Future work would focus on deploying a pipeline for pulling data, regarding energy and weather, in order to build a renewable energy forecasting tool. Important features that can also be considered are the aggregate or local load and energy price. In particular, several open-source tools, other than MongoDB, have been developed for timeseries management, such as InfluxDB and its plugin Telegraph. The following is a custom TOML configuration file used to pull data from OpenWeather. In particular, the current latitude and longitude coordinates target the "Serra Giannina" eolic plant, which is located in Apulia, near Melfi. This is being used in place of the default Telegraph OpenWeather .conf file, since the latter is too simplistic.

# [global_tags]
user = "${USER}"

[[outputs.influxdb_v2]]
urls = ["http://localhost:8086"]
token = "${INFLUX_TOKEN}"
organization = "influx-org"
bucket = "openweather"

# OpenWeatherMap API (Custom)
[[inputs.http]]
urls=["https://api.openweathermap.org/data/2.5/weather?lat=41.01&lon=15.69&appid=${OPENWEATHER_API_KEY}&units=metric"]
method = "GET" 
data_format = "json_v2"
interval = "5s"
tagexclude = ["url", "host", "user"]

	[[inputs.http.json_v2]]
	measurement_name = "openweather"
	timestamp_path = "dt"
	timestamp_format = "unix"
	timestamp_timezone = "UTC"
	
		[[inputs.http.json_v2.field]]
		path = "coord.lon"
		type = "float"
		
		[[inputs.http.json_v2.field]]
		path = "coord.lat"
		type = "float"
		
		[[inputs.http.json_v2.tag]]
		path = "weather.#.main"
		rename = "weather_main"
		
		[[inputs.http.json_v2.tag]]
		path = "base"
		
		[[inputs.http.json_v2.object]]
		path = "main"
		type = "float"
		
		[[inputs.http.json_v2.field]]
		path = "visibility"
		type = "float"
		
		[[inputs.http.json_v2.object]]
		path = "wind"
		type = "float"
		
		[[inputs.http.json_v2.field]]
		path = "clouds.all"
		rename = "clouds"
		type = "float"
		
		[[inputs.http.json_v2.tag]]
		path = "sys.country"
		
		[[inputs.http.json_v2.tag]]
		path = "name"

References

Triebe, Oskar, et al. "NeuralProphet: Explainable Forecasting at Scale." arXiv preprint arXiv:2111.15397 (2021).

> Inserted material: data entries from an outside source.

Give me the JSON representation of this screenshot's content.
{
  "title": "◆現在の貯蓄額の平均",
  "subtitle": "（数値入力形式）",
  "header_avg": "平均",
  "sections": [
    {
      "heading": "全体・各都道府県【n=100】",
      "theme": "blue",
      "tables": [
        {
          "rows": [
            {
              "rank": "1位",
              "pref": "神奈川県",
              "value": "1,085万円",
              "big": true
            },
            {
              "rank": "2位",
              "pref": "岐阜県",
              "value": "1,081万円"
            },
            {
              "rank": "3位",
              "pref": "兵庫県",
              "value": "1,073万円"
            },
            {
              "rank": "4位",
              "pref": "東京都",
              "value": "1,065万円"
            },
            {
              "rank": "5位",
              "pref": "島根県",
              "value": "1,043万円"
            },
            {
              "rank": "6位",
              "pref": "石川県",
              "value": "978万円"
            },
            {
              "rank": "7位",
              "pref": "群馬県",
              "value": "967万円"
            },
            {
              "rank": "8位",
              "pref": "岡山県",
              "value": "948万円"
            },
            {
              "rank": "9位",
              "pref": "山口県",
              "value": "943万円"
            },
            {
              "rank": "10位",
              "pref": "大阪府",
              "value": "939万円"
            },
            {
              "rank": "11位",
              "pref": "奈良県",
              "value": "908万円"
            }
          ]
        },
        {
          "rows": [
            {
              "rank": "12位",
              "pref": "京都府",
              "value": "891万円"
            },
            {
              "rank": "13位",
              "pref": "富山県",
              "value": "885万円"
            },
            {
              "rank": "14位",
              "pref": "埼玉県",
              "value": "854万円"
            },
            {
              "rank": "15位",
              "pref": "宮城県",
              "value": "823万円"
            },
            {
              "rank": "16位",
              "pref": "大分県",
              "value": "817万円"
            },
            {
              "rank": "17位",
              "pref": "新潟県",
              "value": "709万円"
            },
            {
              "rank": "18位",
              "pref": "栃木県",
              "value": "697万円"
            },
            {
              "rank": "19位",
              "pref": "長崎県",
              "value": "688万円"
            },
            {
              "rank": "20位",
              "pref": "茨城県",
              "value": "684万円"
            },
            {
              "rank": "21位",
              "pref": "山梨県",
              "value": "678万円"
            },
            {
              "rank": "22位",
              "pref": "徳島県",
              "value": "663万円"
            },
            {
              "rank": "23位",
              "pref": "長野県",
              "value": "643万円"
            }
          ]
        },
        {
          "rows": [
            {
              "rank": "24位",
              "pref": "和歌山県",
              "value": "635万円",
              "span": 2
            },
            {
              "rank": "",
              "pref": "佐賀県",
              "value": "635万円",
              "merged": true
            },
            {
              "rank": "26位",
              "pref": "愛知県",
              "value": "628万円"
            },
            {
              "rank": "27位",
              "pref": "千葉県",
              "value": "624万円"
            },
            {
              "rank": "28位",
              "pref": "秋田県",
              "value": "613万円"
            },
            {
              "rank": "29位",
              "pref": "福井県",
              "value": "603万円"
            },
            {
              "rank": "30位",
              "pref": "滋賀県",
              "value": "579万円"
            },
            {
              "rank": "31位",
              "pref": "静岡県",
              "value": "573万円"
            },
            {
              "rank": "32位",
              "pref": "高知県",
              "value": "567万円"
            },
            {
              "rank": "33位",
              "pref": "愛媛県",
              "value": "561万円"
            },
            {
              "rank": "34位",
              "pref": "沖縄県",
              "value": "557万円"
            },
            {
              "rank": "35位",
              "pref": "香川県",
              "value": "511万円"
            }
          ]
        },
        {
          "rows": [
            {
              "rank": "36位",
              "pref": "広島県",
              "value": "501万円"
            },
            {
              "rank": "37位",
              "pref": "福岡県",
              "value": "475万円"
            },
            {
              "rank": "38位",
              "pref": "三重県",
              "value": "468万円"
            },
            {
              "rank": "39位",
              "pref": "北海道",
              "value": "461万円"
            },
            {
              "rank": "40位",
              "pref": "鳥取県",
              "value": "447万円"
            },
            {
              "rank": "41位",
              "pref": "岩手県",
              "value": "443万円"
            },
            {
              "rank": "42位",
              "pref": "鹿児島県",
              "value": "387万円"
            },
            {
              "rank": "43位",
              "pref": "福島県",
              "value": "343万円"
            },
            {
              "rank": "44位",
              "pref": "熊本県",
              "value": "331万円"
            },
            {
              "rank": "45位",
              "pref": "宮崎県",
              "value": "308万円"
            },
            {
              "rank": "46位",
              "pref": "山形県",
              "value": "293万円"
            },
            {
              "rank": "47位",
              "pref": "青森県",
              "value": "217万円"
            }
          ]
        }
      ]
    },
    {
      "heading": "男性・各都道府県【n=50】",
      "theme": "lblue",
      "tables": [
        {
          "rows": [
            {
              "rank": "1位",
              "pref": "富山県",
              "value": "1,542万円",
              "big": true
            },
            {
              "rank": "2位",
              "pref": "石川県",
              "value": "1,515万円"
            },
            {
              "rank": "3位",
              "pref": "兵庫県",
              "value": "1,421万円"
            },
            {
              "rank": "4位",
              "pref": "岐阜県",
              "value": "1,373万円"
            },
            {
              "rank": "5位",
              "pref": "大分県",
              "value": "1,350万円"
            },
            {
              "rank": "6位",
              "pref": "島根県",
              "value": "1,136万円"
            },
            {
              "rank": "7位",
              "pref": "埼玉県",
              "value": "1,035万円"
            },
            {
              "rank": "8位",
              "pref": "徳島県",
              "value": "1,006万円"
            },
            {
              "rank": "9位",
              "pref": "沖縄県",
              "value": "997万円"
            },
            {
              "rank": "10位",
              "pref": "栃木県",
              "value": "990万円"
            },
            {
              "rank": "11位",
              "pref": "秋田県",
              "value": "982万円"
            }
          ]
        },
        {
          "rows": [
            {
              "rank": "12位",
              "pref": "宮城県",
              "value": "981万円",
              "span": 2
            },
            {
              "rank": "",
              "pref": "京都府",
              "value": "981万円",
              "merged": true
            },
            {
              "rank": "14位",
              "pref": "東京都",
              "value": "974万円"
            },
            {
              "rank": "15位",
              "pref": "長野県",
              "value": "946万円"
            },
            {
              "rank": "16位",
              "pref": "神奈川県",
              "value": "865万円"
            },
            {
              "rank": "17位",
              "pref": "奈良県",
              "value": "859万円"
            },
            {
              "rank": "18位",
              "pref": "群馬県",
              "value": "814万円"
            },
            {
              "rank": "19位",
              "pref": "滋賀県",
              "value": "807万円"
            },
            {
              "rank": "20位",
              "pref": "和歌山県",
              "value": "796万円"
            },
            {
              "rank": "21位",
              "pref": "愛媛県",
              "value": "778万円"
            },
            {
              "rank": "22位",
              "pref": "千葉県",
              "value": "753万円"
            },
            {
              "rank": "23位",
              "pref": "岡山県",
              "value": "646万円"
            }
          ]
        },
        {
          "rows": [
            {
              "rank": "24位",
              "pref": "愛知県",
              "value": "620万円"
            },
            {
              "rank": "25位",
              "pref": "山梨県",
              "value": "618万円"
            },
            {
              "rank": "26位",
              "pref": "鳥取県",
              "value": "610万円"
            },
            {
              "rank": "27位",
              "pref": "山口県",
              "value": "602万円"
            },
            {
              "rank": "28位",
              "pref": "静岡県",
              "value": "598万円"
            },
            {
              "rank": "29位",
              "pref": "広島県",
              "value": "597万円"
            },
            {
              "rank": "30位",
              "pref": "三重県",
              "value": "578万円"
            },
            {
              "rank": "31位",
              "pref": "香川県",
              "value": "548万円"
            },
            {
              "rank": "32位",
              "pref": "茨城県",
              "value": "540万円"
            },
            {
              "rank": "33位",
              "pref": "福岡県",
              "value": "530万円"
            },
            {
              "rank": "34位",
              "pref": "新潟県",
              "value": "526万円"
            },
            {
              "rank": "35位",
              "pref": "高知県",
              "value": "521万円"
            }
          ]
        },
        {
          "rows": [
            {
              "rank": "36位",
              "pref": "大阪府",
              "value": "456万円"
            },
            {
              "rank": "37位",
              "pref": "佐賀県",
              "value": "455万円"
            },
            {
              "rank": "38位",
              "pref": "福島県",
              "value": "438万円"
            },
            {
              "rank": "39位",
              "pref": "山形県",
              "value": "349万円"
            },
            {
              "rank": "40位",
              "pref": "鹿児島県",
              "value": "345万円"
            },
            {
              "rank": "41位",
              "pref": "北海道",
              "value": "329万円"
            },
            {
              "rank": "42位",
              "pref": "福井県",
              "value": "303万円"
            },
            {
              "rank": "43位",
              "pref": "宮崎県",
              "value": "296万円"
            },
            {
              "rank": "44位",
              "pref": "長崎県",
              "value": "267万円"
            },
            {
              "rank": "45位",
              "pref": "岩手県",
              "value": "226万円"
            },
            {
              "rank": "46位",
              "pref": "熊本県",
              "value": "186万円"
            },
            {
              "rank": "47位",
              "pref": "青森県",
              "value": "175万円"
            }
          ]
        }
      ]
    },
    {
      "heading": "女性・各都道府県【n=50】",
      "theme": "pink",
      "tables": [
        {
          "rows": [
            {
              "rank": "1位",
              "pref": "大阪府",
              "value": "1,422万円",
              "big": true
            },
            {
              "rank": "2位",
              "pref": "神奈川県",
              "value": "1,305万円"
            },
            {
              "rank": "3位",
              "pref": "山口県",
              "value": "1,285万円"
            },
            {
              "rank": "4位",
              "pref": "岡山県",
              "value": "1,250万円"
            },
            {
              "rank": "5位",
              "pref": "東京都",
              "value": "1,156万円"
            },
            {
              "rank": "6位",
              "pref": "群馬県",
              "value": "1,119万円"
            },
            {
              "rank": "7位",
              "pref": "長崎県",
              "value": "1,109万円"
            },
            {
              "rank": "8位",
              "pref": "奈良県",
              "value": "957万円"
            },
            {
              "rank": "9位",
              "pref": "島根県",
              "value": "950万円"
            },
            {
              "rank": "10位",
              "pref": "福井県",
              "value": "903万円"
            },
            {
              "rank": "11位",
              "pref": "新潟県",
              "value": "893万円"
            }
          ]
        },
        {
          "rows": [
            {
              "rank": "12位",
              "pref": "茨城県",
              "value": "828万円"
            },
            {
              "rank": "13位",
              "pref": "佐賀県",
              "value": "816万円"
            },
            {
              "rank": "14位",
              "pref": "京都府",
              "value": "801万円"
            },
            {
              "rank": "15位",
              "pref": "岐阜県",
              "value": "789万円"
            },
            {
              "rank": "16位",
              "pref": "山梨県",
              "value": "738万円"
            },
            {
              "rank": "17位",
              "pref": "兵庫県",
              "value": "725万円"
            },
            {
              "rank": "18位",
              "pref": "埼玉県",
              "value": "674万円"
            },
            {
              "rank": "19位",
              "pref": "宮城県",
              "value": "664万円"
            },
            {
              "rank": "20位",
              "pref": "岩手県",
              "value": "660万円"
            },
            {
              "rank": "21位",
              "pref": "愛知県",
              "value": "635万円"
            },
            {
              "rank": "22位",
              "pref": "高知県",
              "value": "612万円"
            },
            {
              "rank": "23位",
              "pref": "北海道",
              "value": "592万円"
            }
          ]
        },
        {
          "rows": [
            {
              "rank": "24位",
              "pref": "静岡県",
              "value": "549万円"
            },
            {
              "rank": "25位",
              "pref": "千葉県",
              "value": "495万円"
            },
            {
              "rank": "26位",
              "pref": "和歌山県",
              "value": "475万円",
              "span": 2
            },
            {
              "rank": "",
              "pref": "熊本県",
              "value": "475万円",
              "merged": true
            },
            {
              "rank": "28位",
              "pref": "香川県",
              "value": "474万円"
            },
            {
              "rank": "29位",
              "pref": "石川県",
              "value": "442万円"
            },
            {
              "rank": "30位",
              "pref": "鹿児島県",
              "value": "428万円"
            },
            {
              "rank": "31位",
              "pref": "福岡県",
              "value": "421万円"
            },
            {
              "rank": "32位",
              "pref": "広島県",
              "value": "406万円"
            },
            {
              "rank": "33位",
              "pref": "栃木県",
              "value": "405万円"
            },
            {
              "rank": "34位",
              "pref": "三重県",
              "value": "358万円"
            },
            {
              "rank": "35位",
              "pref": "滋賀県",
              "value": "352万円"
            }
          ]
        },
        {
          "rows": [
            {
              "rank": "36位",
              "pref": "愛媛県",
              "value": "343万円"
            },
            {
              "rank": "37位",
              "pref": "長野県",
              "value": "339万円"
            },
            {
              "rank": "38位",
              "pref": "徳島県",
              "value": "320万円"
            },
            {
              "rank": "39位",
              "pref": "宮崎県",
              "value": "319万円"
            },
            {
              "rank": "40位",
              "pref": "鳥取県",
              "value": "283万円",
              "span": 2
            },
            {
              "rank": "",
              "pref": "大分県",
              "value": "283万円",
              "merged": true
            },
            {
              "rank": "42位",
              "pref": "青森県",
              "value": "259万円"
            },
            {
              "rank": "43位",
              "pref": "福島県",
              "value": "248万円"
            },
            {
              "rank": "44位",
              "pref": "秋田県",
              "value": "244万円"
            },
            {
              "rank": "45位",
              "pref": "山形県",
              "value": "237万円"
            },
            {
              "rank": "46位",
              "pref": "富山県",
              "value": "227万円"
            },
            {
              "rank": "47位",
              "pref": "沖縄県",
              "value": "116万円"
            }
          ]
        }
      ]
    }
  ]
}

Herzen, Julien, et al. "Darts: User-friendly modern machine learning for time series." arXiv preprint arXiv:2110.03224 (2021).

Banker, Kyle, et al. MongoDB in Action: Covers MongoDB version 3.0. Simon and Schuster, 2016.

Lütkepohl, Helmut, and Fang Xu. "The role of the log transformation in forecasting economic variables." Empirical Economics 42.3 (2012): 619-638.